After I caught that tiny fish last month, my next session wasn’t so good. The handle fell off the reel and into the river. Luckily it settled on a ledge in the water, so I could “fish” it out fairly easily, but the screw holding it in place was gone. That same morning I saw the repulsive sight of a dead dog floating down the river. When I told Dad about the reel, he put three screws in the post for me in the hope that one of them would fit, and it did, so I’m now back in business. I’m yet to have any success though. Most times I go down to the Bega, the banks are lined with fishermen, often with maximum roddage. But occasionally it’s completely deserted and I have no idea why. It’s like there must have been a public service broadcast on Radio Timișoara, loud and clear: “There are no, repeat, NO, fish in the Bega today. Seriously, don’t even bother.” One of these occasions was last Friday. Not another living soul. A woman came up to me and asked, “Was there, or will there be, anything in the Bega?” Sorry? Maybe I misunderstood the Romanian. She then repeated her question, which I understood but didn’t understand at the same time. It seemed so cryptic. I still don’t know what she meant. Today I got a much more sensible “Did you catch anything?”
Thursday was Firemen’s Day in Romania: Ziua Pompierilor. There was a big parade of firefighters and fire engines past the cathedral and my apartment block.

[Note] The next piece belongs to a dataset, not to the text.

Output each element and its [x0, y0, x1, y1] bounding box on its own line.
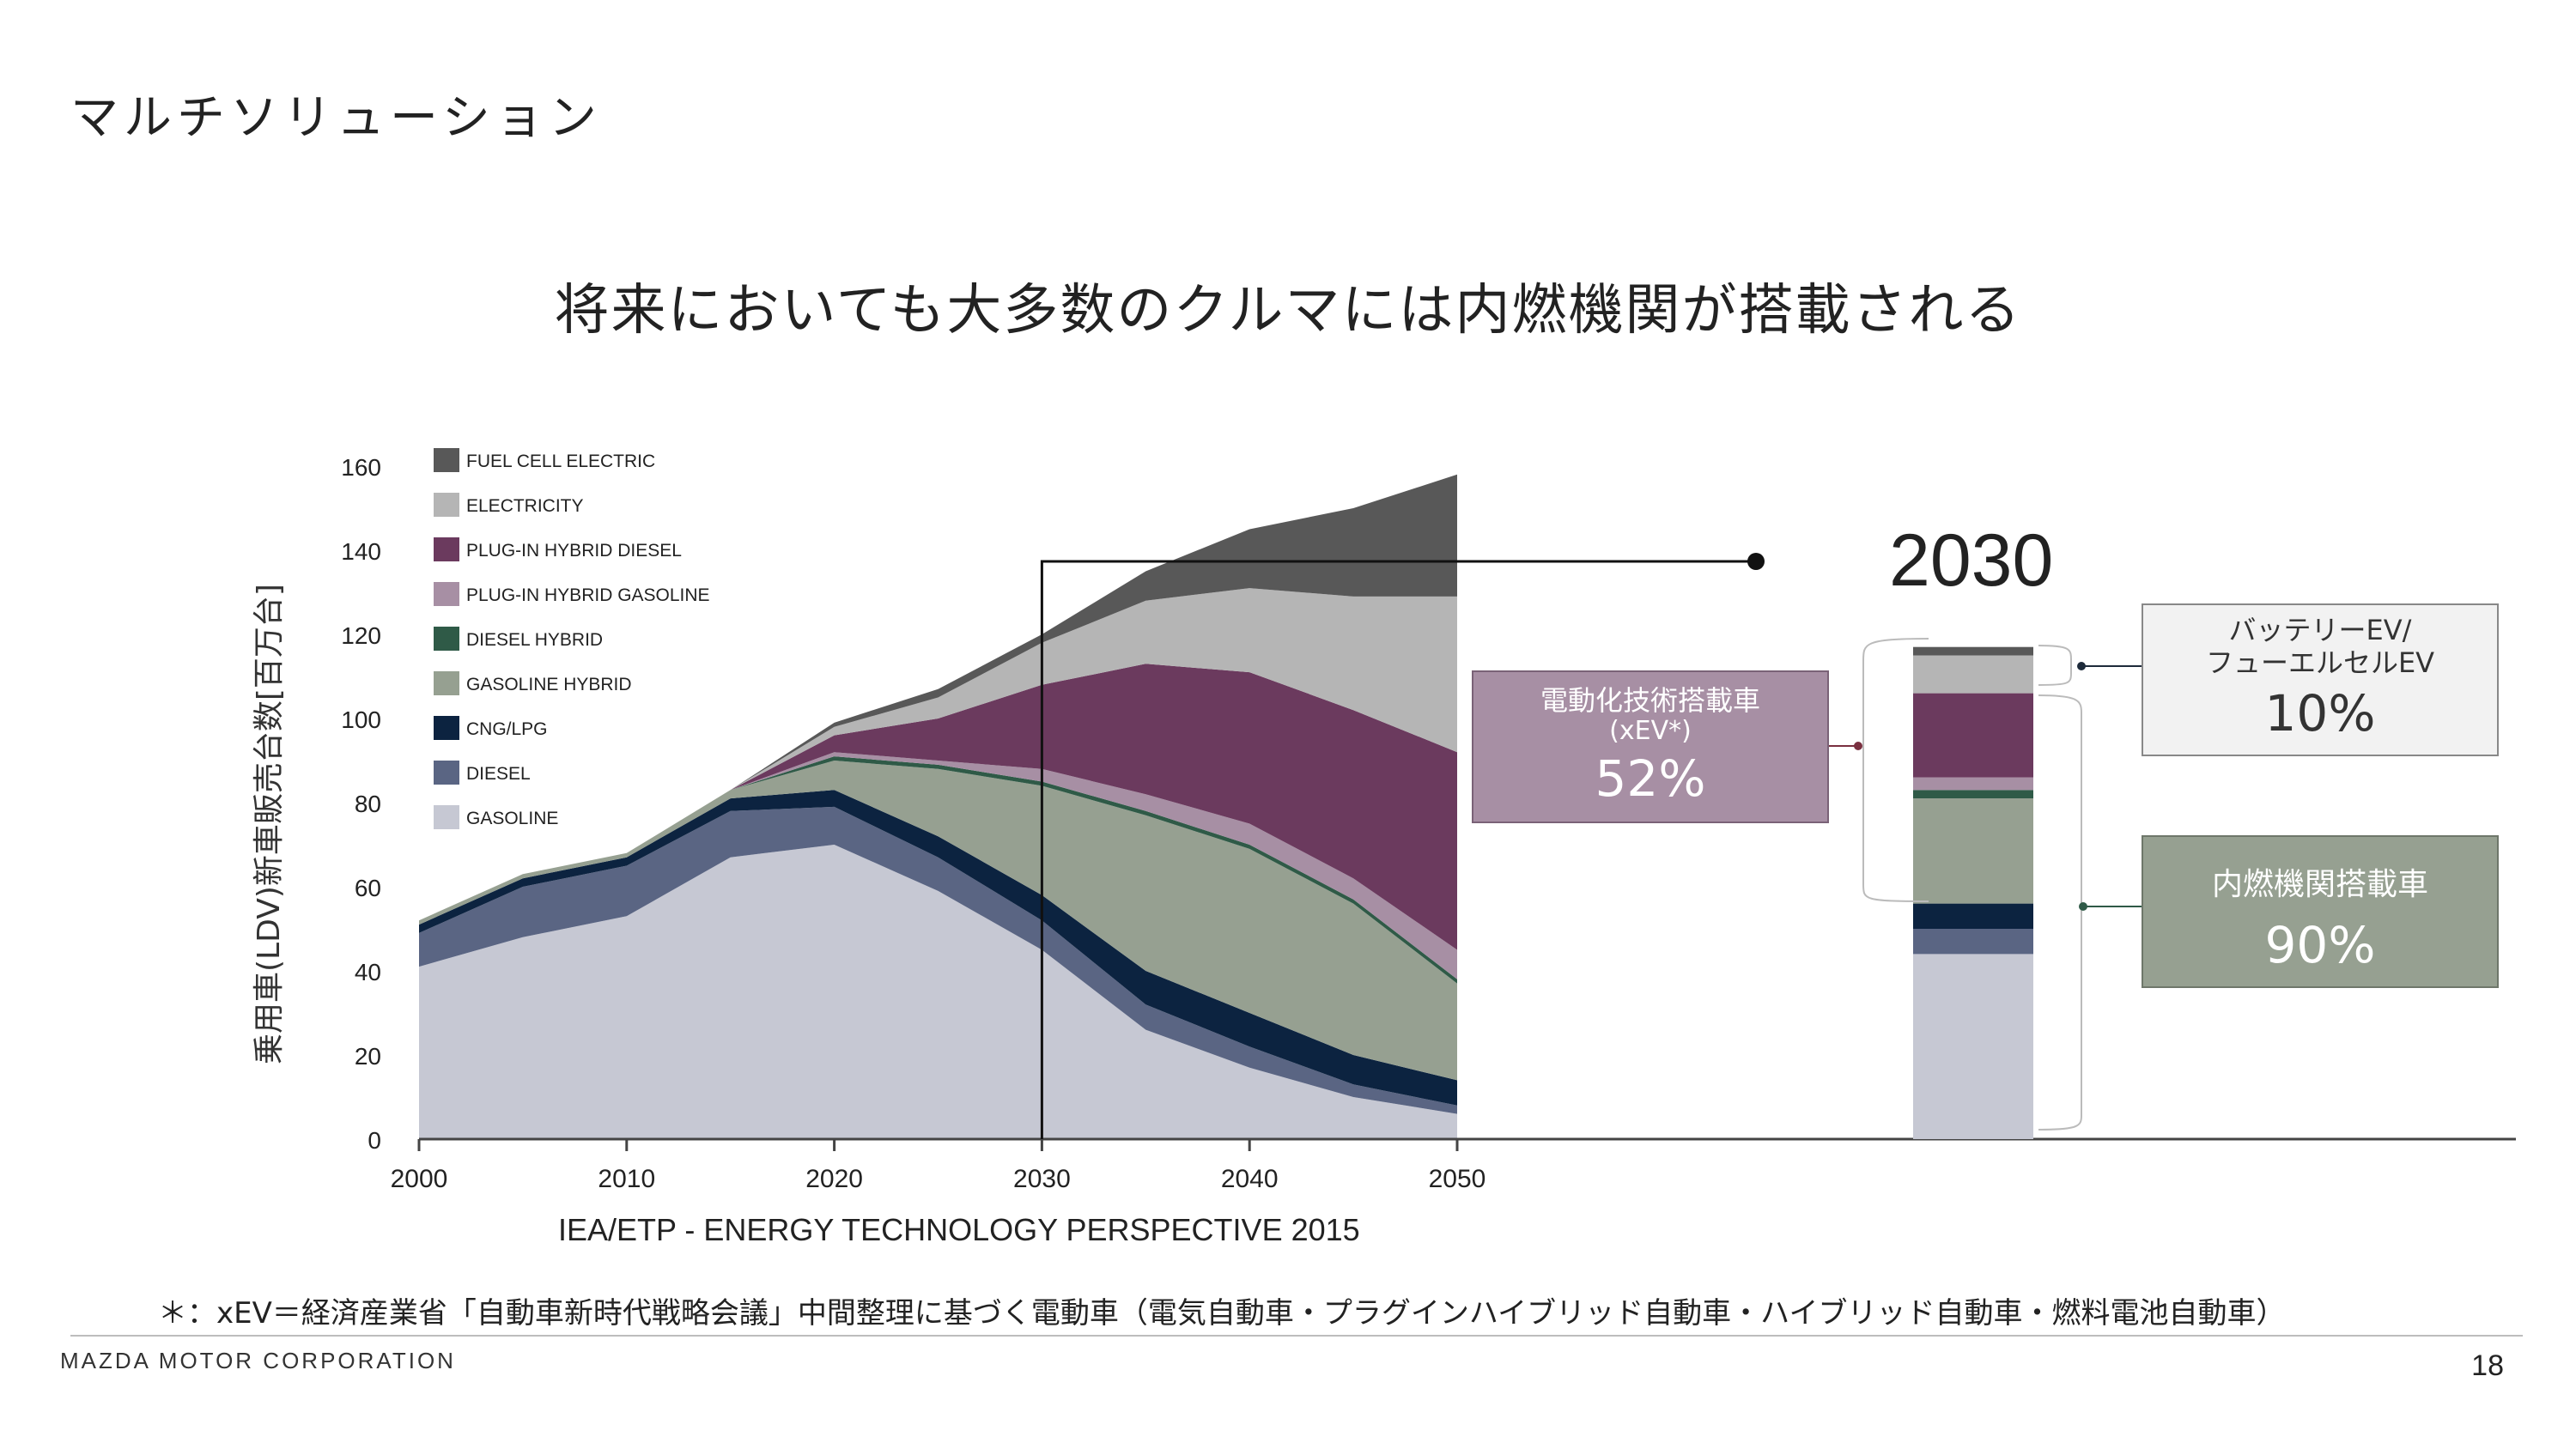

Yesterday was the Feast of the Cross, or Ziua Crucii. A crowd of thousands, many carrying candles, congregated outside the cathedral last night and gradually made their way inside to the sound of someone drumming on a wooden cross. The bells continued into the late evening (not just the usual quarter-hourly bells) and I could hear a sermon being sung at about five o’clock this morning. The feast has extended into today, with people snaking around the cathedral. I remember all this from last year, and I still don’t quite know what it’s all about.
On Friday I had a good session with my new 17-year-old female student. This took place in Dumbrăvița, on Strada Pluto of all places. I posted some flyers on that street last week, for its name as much as anything. (I lived in a damp basement flat on a street called Pluto Place on Auckland’s North Shore in 2007-08, hence Plutoman.) After a chat, I gave her what I hope was a helpful explanation of the difference between the past simple and the present perfect, and then we studied a news article about a marathon swimmer. I was then prepared to give her little brother a lesson, but his mother said he was too tired. (I saw him, and he looked full of beans to me.) My next lessons with them are scheduled for next Saturday.